A NOVEL ADJUVANT FOR TUMQR VACCINATION

Award Information
Agency:
Department of Health and Human Services
Branch
n/a
Amount:
$100,000.00
Award Year:
2004
Program:
STTR
Phase:
Phase I
Contract:
1R41CA097562-01A1
Award Id:
70545
Agency Tracking Number:
CA097562
Solicitation Year:
n/a
Solicitation Topic Code:
n/a
Solicitation Number:
n/a
Small Business Information
APOIMMUNE, INC., 1044 E CHESTNUT ST, LOUISVILLE, KY, 40204
Hubzone Owned:
N
Minority Owned:
N
Woman Owned:
N
Duns:
n/a
Principal Investigator:
HAVALSHIRWAN
(502) 852-2066
HAVAL.SHIRWAN@LOUISVILLE.EDU
Business Contact:
ROLFHUSEBY
(502) 212-2493
RHUSEBY@APOIMMUNE.COM
Research Institute:
UNIVERSITY OF LOUISVILLE

OFFICE OF GRANTS MANAGEMENT
Louisville, KY, 40292

Nonprofit college or university
Abstract
DESCRIPTION (provided by applicant): Cancer continues to be a leading cause of death in the U.S. and in many other countries.
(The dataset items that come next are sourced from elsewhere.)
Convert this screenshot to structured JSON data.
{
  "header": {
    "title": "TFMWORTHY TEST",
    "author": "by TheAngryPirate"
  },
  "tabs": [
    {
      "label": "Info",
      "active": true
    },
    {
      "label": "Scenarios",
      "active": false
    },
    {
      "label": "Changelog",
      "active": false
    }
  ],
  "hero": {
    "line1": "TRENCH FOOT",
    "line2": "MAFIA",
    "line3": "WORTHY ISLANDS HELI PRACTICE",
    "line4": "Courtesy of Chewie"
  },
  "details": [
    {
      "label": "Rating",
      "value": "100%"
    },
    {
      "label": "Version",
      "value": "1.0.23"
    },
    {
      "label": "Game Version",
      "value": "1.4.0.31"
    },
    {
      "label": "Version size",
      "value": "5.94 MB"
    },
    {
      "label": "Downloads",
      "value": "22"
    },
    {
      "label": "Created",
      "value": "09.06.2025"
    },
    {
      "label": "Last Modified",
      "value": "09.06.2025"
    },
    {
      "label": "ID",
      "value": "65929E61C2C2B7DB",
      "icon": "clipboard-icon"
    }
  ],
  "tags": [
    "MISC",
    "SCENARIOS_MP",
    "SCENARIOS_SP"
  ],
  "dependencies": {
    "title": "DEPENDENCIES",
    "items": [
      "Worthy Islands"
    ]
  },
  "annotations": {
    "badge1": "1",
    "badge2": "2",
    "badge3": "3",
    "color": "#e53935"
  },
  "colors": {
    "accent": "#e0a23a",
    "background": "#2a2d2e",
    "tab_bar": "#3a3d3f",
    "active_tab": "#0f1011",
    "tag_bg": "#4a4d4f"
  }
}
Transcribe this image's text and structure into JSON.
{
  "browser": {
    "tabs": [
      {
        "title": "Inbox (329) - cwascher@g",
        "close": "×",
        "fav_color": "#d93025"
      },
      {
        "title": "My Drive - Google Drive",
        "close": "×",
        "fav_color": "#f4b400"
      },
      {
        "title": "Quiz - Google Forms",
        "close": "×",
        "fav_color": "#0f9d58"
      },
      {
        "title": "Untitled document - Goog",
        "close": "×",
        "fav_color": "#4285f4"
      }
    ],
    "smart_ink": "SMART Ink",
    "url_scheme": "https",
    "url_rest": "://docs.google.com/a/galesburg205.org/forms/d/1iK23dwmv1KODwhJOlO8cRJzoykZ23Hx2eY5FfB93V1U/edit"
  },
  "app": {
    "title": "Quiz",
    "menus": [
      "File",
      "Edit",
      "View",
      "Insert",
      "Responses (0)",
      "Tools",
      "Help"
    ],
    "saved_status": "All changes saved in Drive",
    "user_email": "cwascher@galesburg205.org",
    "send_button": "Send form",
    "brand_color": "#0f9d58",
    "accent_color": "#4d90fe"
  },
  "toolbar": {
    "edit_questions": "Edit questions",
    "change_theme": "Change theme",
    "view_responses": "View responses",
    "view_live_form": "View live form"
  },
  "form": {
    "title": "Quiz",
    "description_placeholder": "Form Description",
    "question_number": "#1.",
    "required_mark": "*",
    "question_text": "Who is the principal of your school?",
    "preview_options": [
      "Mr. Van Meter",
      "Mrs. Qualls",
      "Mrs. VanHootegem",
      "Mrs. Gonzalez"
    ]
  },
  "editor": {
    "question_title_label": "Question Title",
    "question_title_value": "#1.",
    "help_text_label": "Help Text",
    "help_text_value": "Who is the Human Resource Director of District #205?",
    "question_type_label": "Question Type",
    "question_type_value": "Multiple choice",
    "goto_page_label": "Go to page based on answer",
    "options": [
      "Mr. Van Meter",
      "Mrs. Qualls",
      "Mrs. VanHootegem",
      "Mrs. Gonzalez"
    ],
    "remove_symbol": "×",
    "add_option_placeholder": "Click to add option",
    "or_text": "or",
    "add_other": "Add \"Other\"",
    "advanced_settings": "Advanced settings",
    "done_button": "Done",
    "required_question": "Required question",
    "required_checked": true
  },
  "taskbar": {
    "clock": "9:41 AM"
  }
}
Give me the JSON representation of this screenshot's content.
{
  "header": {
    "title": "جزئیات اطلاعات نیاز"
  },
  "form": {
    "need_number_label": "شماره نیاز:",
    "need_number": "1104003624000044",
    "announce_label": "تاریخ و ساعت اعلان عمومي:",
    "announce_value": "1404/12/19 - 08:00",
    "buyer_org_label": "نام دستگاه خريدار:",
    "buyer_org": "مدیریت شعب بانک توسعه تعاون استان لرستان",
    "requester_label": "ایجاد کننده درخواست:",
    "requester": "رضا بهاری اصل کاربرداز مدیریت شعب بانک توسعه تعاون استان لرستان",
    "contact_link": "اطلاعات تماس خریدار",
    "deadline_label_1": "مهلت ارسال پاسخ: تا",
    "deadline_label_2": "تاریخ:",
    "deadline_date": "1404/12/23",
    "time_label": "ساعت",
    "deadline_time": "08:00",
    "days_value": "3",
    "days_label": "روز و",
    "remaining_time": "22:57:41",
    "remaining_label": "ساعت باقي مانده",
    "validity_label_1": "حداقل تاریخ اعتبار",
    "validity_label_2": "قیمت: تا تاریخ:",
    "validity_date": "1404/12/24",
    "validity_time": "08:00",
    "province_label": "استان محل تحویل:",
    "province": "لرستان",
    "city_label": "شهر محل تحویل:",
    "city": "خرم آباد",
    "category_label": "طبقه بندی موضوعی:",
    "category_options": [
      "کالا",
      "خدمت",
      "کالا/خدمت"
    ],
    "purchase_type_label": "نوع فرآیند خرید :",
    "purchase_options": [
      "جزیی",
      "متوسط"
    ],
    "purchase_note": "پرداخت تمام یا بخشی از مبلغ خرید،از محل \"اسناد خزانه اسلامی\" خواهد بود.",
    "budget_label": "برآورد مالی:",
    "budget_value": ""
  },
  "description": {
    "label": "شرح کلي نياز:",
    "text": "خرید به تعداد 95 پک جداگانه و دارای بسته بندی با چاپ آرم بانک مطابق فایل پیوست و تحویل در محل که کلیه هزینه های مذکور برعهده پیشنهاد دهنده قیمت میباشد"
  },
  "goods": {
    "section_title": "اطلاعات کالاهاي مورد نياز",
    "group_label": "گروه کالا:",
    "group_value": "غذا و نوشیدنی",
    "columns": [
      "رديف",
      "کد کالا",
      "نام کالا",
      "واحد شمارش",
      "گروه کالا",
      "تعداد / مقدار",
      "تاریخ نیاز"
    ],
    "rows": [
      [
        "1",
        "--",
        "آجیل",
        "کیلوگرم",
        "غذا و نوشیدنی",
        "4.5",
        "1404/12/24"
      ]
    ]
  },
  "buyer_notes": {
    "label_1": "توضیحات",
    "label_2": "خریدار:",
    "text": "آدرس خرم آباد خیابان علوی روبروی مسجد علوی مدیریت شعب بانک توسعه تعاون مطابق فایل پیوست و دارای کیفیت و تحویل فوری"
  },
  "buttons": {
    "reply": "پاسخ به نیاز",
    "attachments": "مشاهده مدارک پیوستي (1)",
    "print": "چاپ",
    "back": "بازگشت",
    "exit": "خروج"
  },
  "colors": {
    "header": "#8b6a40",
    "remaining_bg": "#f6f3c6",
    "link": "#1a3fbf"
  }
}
Cancers develop and spread within the body when tumor cells are not detected or destroyed by the immune system. Although certain new therapies hold promise, current cancer treatments, including chemotherapy and radiation therapy, tend to kill cells non-selectively and can cause harm to the patient. It is, therefore, critical to develop immunotherapeutic approaches that will enable the patient's immune system to recognize the cancer cells and eliminate them. The advantage of immunotherapy over the existing treatment approaches is that immune response to tumors is specific, safe, and has a memory component that can safeguard the body against newly arising tumors. T-cell response directed at tumor antigens is critical to the prevention and elimination of cancer cells. T cells require three distinct signals for activation; Signal 1 is antigen specific and mediated by the T-cell receptor interaction with the antigen, Signal 2 is mediated by receptor and ligand interactions, such as CD40/CD40L and CD28/B7, and Signal 3 is mediated by cytokines. Lack of signal 2 or co-stimulation is a critical mechanism used by many tumors for the evasion of the immune system. In this application, we propose to use a proprietary technology called ProtExTM to place a novel costimulatory protein, SA-hCD40L, on the surface of ovarian tumor cells in less than 2 hours. When present on the tumor cell surface, the protein is expected to activate key cells of the patient's immune system to mount an anti-tumor response. This may result in physical elimination of tumor cells, even at distant sites in the body. During this project we will display SA-hCD40L on the surface of human tumor cells of ovarian origin and test whether these cells can generate anti-tumor immune responses in peripheral blood lymphocytes harvested from healthy individuals and ovarian cancer patients. In vitro proof-of-concept for this approach will allow us to test the efficacy of this approach for cancer immunotherapy in the clinic. In the longer term, we will develop and market an anti-tumor vaccine containing SA-hCD40L. Use of the vaccine will lower the death rate and improve the quality of life of cancer patients. The long-term success of this project will lead to more effective treatment of cancer in a way that preserves the patient's overall health

* information listed above is at the time of submission.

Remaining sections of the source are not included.